Let $\{ a_{k,m} \}$ be a doublely indexed sequence of positive numbers satisfying:
$a_{1,n}\leq \frac{1}{n+1}\quad $
and $\quad a_{k,m} \leq \frac{1}{m+1}(a_{k-1,m+1}+L a_{k-1,m+2})\quad \quad (1)$ ,
where $L$ is a positive constant and indices $k,m,n$ are non-negative integers.
My question is: what is the upper bound for $a_{n,0}$ in terms of n ?
I try to find the bound by induction using relation in $(1)$ to reduce the index $n$ in $a_{n,0}$ to $1$, but I'm not able to compute the final representation in terms of $a_{1,k} (k\geq 1)$.

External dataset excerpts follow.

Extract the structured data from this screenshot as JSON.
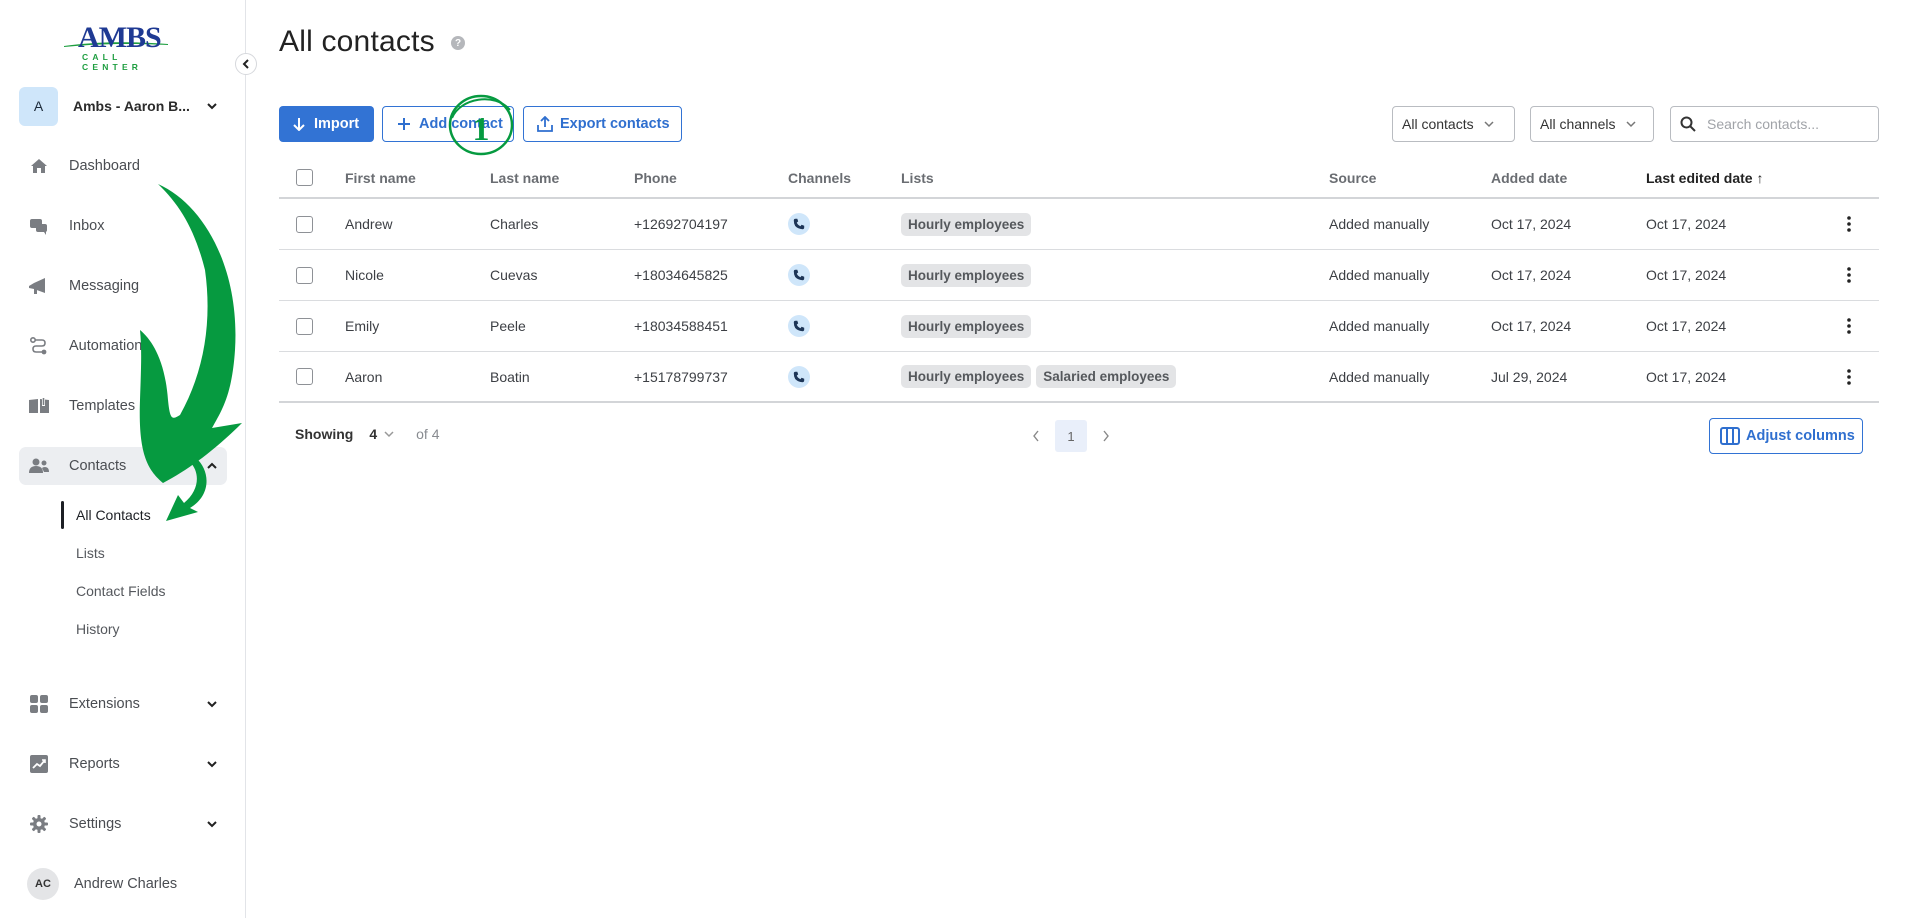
{
  "brand": {
    "logo_main": "AMBS",
    "logo_sub": "CALL CENTER"
  },
  "workspace": {
    "avatar_letter": "A",
    "name": "Ambs - Aaron B..."
  },
  "sidebar": {
    "items": [
      {
        "label": "Dashboard",
        "icon": "home-icon"
      },
      {
        "label": "Inbox",
        "icon": "chat-bubbles-icon"
      },
      {
        "label": "Messaging",
        "icon": "megaphone-icon"
      },
      {
        "label": "Automation",
        "icon": "workflow-icon"
      },
      {
        "label": "Templates",
        "icon": "book-icon"
      },
      {
        "label": "Contacts",
        "icon": "users-icon"
      },
      {
        "label": "Extensions",
        "icon": "grid-icon"
      },
      {
        "label": "Reports",
        "icon": "chart-icon"
      },
      {
        "label": "Settings",
        "icon": "gear-icon"
      }
    ],
    "contacts_sub": [
      "All Contacts",
      "Lists",
      "Contact Fields",
      "History"
    ],
    "active_item": "Contacts",
    "active_sub": "All Contacts"
  },
  "user": {
    "initials": "AC",
    "name": "Andrew Charles"
  },
  "page": {
    "title": "All contacts",
    "help": "?"
  },
  "toolbar": {
    "import_label": "Import",
    "add_label": "Add contact",
    "export_label": "Export contacts",
    "filter_contacts": "All contacts",
    "filter_channels": "All channels",
    "search_placeholder": "Search contacts...",
    "search_value": ""
  },
  "table": {
    "columns": [
      "First name",
      "Last name",
      "Phone",
      "Channels",
      "Lists",
      "Source",
      "Added date",
      "Last edited date ↑"
    ],
    "sorted_column": "Last edited date",
    "sort_direction": "ascending",
    "rows": [
      {
        "first": "Andrew",
        "last": "Charles",
        "phone": "+12692704197",
        "channel": "phone",
        "lists": [
          "Hourly employees"
        ],
        "source": "Added manually",
        "added": "Oct 17, 2024",
        "edited": "Oct 17, 2024"
      },
      {
        "first": "Nicole",
        "last": "Cuevas",
        "phone": "+18034645825",
        "channel": "phone",
        "lists": [
          "Hourly employees"
        ],
        "source": "Added manually",
        "added": "Oct 17, 2024",
        "edited": "Oct 17, 2024"
      },
      {
        "first": "Emily",
        "last": "Peele",
        "phone": "+18034588451",
        "channel": "phone",
        "lists": [
          "Hourly employees"
        ],
        "source": "Added manually",
        "added": "Oct 17, 2024",
        "edited": "Oct 17, 2024"
      },
      {
        "first": "Aaron",
        "last": "Boatin",
        "phone": "+15178799737",
        "channel": "phone",
        "lists": [
          "Hourly employees",
          "Salaried employees"
        ],
        "source": "Added manually",
        "added": "Jul 29, 2024",
        "edited": "Oct 17, 2024"
      }
    ]
  },
  "footer": {
    "showing_label": "Showing",
    "per_page": "4",
    "of_total": "of 4",
    "current_page": "1",
    "adjust_label": "Adjust columns"
  },
  "annotation": {
    "step_number": "1",
    "color": "#069a40"
  },
  "colors": {
    "primary": "#3273d4",
    "channel_bg": "#cfe6fa",
    "active_nav": "#eceef1"
  }
}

As fedja mentioned, if $a_{k,m+1}\leq a_{k,m}$, we can easily arrive at a bound in fedja's comment. Since this may not be the case, we do need some preparations to formalize the argument.
We define $\hat{a}_{k,m}:=\text{maximal achieveble upper bound for $a_{k,m}$ from inequality (1)}$, namely, $\hat{a}_{1,n}=1/(n+1)$, and $\hat{a}_{k,m}=\frac{1}{m+1}(\hat{a}_{k-1,m+1}+L \hat{a}_{k-1,m+2})$.

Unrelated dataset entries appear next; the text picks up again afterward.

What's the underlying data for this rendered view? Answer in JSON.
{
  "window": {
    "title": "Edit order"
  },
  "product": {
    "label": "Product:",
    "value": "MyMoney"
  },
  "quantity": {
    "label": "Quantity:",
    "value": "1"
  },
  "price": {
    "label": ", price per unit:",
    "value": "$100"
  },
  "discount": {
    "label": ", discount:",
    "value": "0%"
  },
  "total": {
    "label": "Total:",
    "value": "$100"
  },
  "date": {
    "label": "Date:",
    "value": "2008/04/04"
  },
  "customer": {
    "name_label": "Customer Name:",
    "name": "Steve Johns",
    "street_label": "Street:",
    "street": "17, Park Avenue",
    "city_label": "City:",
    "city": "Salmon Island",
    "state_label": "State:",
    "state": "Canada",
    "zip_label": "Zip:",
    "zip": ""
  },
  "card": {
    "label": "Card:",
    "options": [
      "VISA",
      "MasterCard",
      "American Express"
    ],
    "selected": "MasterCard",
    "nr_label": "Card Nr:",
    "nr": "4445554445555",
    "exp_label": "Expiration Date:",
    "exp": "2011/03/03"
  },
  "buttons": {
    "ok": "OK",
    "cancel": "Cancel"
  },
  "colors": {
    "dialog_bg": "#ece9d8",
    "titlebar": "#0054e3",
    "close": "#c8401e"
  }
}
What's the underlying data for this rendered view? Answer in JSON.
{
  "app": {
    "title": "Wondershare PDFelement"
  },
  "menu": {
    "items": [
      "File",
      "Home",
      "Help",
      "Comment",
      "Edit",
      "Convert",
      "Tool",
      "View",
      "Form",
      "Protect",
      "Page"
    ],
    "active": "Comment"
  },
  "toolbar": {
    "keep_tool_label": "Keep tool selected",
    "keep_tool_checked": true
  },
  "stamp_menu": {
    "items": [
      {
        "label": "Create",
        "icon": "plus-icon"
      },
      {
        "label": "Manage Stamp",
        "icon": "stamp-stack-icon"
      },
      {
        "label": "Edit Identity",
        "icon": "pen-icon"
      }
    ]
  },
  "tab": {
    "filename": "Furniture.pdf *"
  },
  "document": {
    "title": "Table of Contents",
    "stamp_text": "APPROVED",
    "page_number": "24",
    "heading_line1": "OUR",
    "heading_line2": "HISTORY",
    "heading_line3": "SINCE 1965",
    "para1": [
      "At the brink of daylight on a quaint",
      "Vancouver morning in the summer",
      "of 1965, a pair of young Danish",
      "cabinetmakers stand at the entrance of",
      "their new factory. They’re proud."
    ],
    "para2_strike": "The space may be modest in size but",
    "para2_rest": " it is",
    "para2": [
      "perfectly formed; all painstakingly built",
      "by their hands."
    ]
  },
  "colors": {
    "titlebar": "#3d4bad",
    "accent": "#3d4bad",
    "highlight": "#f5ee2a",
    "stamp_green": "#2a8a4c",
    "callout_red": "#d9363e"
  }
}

Then it is easy to see from induction that $\hat{a}_{k,m+1}\leq \hat{a}_{k,m}$. Thus we deduce that
$a_{n,0}\leq \hat{a}_{n,0}\leq \frac{1+L}{1}\hat{a}_{n-1,1}\leq \frac{(1+L)^{2}}{2!}\hat{a}_{n-2,2}\leq\dots \leq \frac{(1+L)^{n-1}}{(n-1)!}\hat{a}_{1,n-1}=\frac{(1+L)^{n-1}}{n!}$.